La famille n’a pas porté plainte en 2003 et ne compte pas le faire 13 ans plus tard mais les parents disent ressentir « colère et incompréhension ».

Bertrand Virieux, le secrétaire de l’association des victimes, n’est pas surpris par ce témoignage :

« Ce témoignage a de nombreuses similitudes avec ce qu’on a vécu scouts avec le père Preynat. Cela laisse penser que cette confession très particulière a pu s’accompagner de faits plus graves. »

Ce genre de témoignage est d’autant plus gênant pour le cardinal Barbarin qui était alors archevêque de Lyon depuis an.
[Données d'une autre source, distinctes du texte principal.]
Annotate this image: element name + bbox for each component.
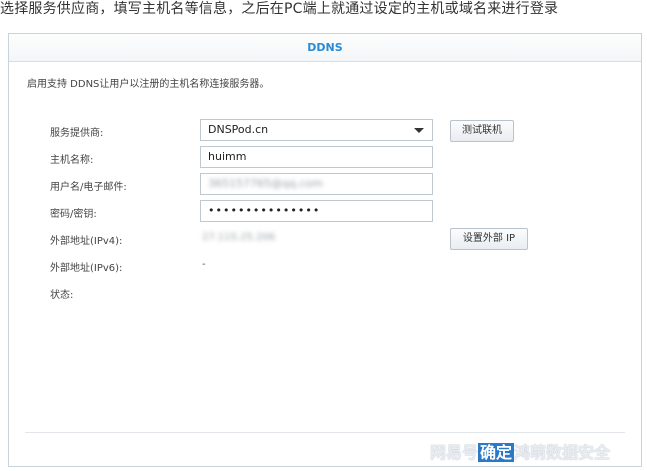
provider-select[interactable]: DNSPod.cn [200,119,433,141]
external-ipv6-value: - [202,259,206,270]
caption-text: 选择服务供应商，填写主机名等信息，之后在PC端上就通过设定的主机或域名来进行登录 [0,1,559,17]
external-ipv6-label: 外部地址(IPv6): [50,263,123,274]
status-label: 状态: [50,290,74,301]
external-ipv4-label: 外部地址(IPv4): [50,236,123,247]
ok-button[interactable]: 确定 [478,443,515,462]
watermark-right: 鸿萌数据安全 [514,443,611,462]
provider-label: 服务提供商: [50,128,104,139]
hostname-input[interactable]: huimm [200,146,433,168]
hostname-label: 主机名称: [50,155,94,166]
footer-divider [25,432,625,433]
watermark-left: 网易号 [430,443,479,462]
watermark: 网易号 确定 鸿萌数据安全 [430,440,642,466]
external-ipv4-value: 27.115.25.206 [202,232,276,243]
username-label: 用户名/电子邮件: [50,182,127,193]
password-label: 密码/密钥: [50,209,97,220]
ddns-panel: DDNS 启用支持 DDNS让用户以注册的主机名称连接服务器。 服务提供商: D… [8,33,642,467]
chevron-down-icon [414,128,424,133]
test-connection-button[interactable]: 测试联机 [450,120,514,142]
username-value: 365157765@qq.com [208,177,323,190]
provider-value: DNSPod.cn [208,123,269,136]
panel-description: 启用支持 DDNS让用户以注册的主机名称连接服务器。 [27,79,270,90]
username-input[interactable]: 365157765@qq.com [200,173,433,195]
set-external-ip-button[interactable]: 设置外部 IP [450,228,528,250]
password-input[interactable]: ••••••••••••••• [200,200,433,222]
panel-title: DDNS [9,34,641,62]
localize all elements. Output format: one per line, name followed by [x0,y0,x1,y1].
Or, aujourd’hui, il affirme qu’il n’y a pas eu de nouveaux actes de pédophilie depuis 1991, date des derniers faits pour lesquels une instruction judiciaire a été ouverte. Une ligne de défense très risquée.

> Article mis à jour le 19 février à 14h30 avec le tweet du journaliste du Figaro spécialiste des questions religieuses à propos de la déclaration du pape.

> Mis à jour le 20 février à 12h avec les propos du porte-parole du Vatican et de l’entourage du cardinal Barbarin, suite aux déclarations du pape.